Installers should consider regular exercise and stretching in order to safeguard against shoulder and neck injuries.

Hand Injuries

Your hands are regularly in direct contact with equipment. Hand injuries may happen during heavy lifting or when working with electrical components. Cuts, scrapes, and burns are all common.

Wearing gloves can help limit the risk of hand injuries. These injuries should be treated as soon as possible in order to prevent further complications.

Obstacles Faced By Injured Workers

If an injury has affected your ability to work as an installer, you should immediately consider filing a Workers' Compensation claim. Unfortunately, filing a successful claim is not as simple as it probably should be.

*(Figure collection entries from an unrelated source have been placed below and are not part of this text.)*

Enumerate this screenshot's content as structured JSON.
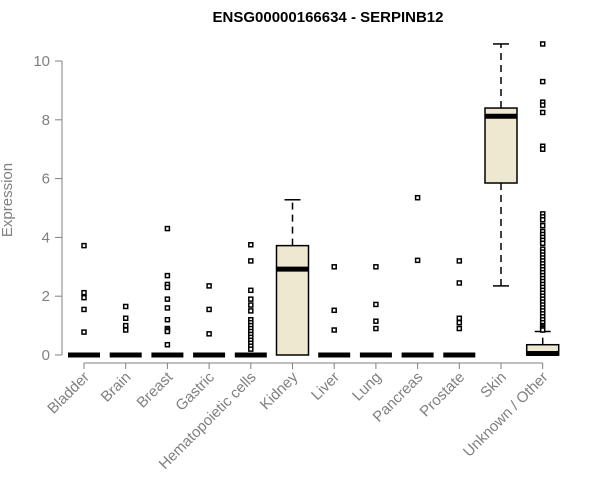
{
  "chart_data": {
    "type": "boxplot",
    "title": "ENSG00000166634 - SERPINB12",
    "ylabel": "Expression",
    "xlabel": "",
    "ylim": [
      0,
      10.5
    ],
    "yticks": [
      0,
      2,
      4,
      6,
      8,
      10
    ],
    "grid": false,
    "box_fill": "#EEE8D0",
    "categories": [
      "Bladder",
      "Brain",
      "Breast",
      "Gastric",
      "Hematopoietic cells",
      "Kidney",
      "Liver",
      "Lung",
      "Pancreas",
      "Prostate",
      "Skin",
      "Unknown / Other"
    ],
    "series": [
      {
        "q1": 0,
        "median": 0,
        "q3": 0,
        "whisker_low": 0,
        "whisker_high": 0,
        "outliers": [
          3.72,
          2.12,
          1.95,
          1.55,
          0.78
        ]
      },
      {
        "q1": 0,
        "median": 0,
        "q3": 0,
        "whisker_low": 0,
        "whisker_high": 0,
        "outliers": [
          1.65,
          1.25,
          1.0,
          0.85
        ]
      },
      {
        "q1": 0,
        "median": 0,
        "q3": 0,
        "whisker_low": 0,
        "whisker_high": 0,
        "outliers": [
          4.3,
          2.7,
          2.4,
          2.3,
          1.9,
          1.6,
          1.2,
          0.9,
          0.85,
          0.8,
          0.35
        ]
      },
      {
        "q1": 0,
        "median": 0,
        "q3": 0,
        "whisker_low": 0,
        "whisker_high": 0,
        "outliers": [
          2.35,
          1.55,
          0.72
        ]
      },
      {
        "q1": 0,
        "median": 0,
        "q3": 0,
        "whisker_low": 0,
        "whisker_high": 0,
        "outliers": [
          3.75,
          3.2,
          2.2,
          1.9,
          1.7,
          1.5,
          1.2,
          1.1,
          1.0,
          0.9,
          0.8,
          0.7,
          0.6,
          0.5,
          0.4,
          0.3,
          0.2
        ]
      },
      {
        "q1": 0,
        "median": 2.92,
        "q3": 3.72,
        "whisker_low": 0,
        "whisker_high": 5.28,
        "outliers": []
      },
      {
        "q1": 0,
        "median": 0,
        "q3": 0,
        "whisker_low": 0,
        "whisker_high": 0,
        "outliers": [
          3.0,
          1.52,
          0.85
        ]
      },
      {
        "q1": 0,
        "median": 0,
        "q3": 0,
        "whisker_low": 0,
        "whisker_high": 0,
        "outliers": [
          3.0,
          1.72,
          1.15,
          0.9
        ]
      },
      {
        "q1": 0,
        "median": 0,
        "q3": 0,
        "whisker_low": 0,
        "whisker_high": 0,
        "outliers": [
          5.35,
          3.22
        ]
      },
      {
        "q1": 0,
        "median": 0,
        "q3": 0,
        "whisker_low": 0,
        "whisker_high": 0,
        "outliers": [
          3.2,
          2.45,
          1.25,
          1.1,
          0.9
        ]
      },
      {
        "q1": 5.85,
        "median": 8.12,
        "q3": 8.4,
        "whisker_low": 2.35,
        "whisker_high": 10.58,
        "outliers": []
      },
      {
        "q1": 0,
        "median": 0.05,
        "q3": 0.35,
        "whisker_low": 0,
        "whisker_high": 0.8,
        "outliers": [
          10.58,
          9.3,
          8.6,
          8.5,
          8.25,
          7.1,
          7.0,
          4.8,
          4.7,
          4.6,
          4.4,
          4.2,
          4.1,
          4.0,
          3.9,
          3.8,
          3.6,
          3.5,
          3.4,
          3.3,
          3.2,
          3.1,
          3.0,
          2.9,
          2.8,
          2.7,
          2.6,
          2.5,
          2.4,
          2.3,
          2.2,
          2.1,
          2.0,
          1.9,
          1.8,
          1.7,
          1.6,
          1.5,
          1.4,
          1.3,
          1.2,
          1.1,
          1.0,
          0.95,
          0.9,
          0.85
        ]
      }
    ]
  }
}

Workers from all industries frequently encounter unexpected obstacles in the claims process. Common reasons for denied claims include:

  • Injury reported late - PA law requires injured workers to file a report within 120 days, but if you wait longer than 21 days you will likely encounter significant delays. Ideally, you should tell your employer immediately.
  • Employer disputes claim - Your employer may look for an excuse to dispute your claim. For example, he or she could claim that the injury happened outside of work.
  • Medical treatment issues - Failure to receive medical treatment or discrepancies between your medical records and injury report could result in a denied claim.
  • Insufficient evidence - The Workers' Comp Board requires detailed evidence in order to approve a claim. A work injury lawyer can help you compile what you need for a successful claim or appeal.

If your claim has been denied, you may be intimidated by the appeals process. Enlisting the guidance of an experienced work injury lawyer is often the best way to avoid further headaches. At Monheit Law, we know how the system functions, and what you need to do in order to file a successful appeal.

Do I Need To Hire A Lawyer?air conditioners outside building

Technically, you don't need to hire a lawyer. But denied claims are extremely common, and having knowledgeable legal counsel by your side is the best way to receive fair compensation as soon as possible.

Both your employer and their insurance company may look for reasons to deny your claim. They'll have legal experts on their side, so it would be wise to have your own representation as well. A contingency fee is a small price to pay to avoid weeks, months, or even years of litigation.

At Monheit Law, we'll gladly evaluate your case for free and only require payment after you've received your compensation.

Other Forms of Compensation

In the case of a serious injury, a successful Workers' Comp claim will provide the bare essentials for medical expenses and lost wages. But serious injuries often cause more damage than doctor's visits and time missed from work.

Social Security Disability

Injuries which cause a disability lasting over 12 months or resulting in death may qualify for Social Security Disability benefits. Depending on the particular circumstances behind your injury, you may be permitted to collect SSDI and Workers' Comp benefits concurrently.

Personal Injury

If your injury was caused by someone who doesn't work for your employer, you may have grounds for a personal injury claim. This concept is known as third-party liability. Examples include:

  • Injuries caused by defective equipment resulting in a claim against the manufacturer
  • A car accident with a negligent driver while driving to an appointment
  • A slip and fall on an icy sidewalk while walking to an appointment

Filing a personal injury claim will not affect your ability to receive Workers' Compensation. A successful PI claim could provide compensation for:

  • Pain and suffering
  • Loss of quality of life
  • Emotional distress

During a consultation, a work injury lawyer will evaluate the possibilities for these additional forms of compensation in addition to your Workers' Comp claim. If you decide not to meet with a lawyer, you could miss out on the full compensation you deserve.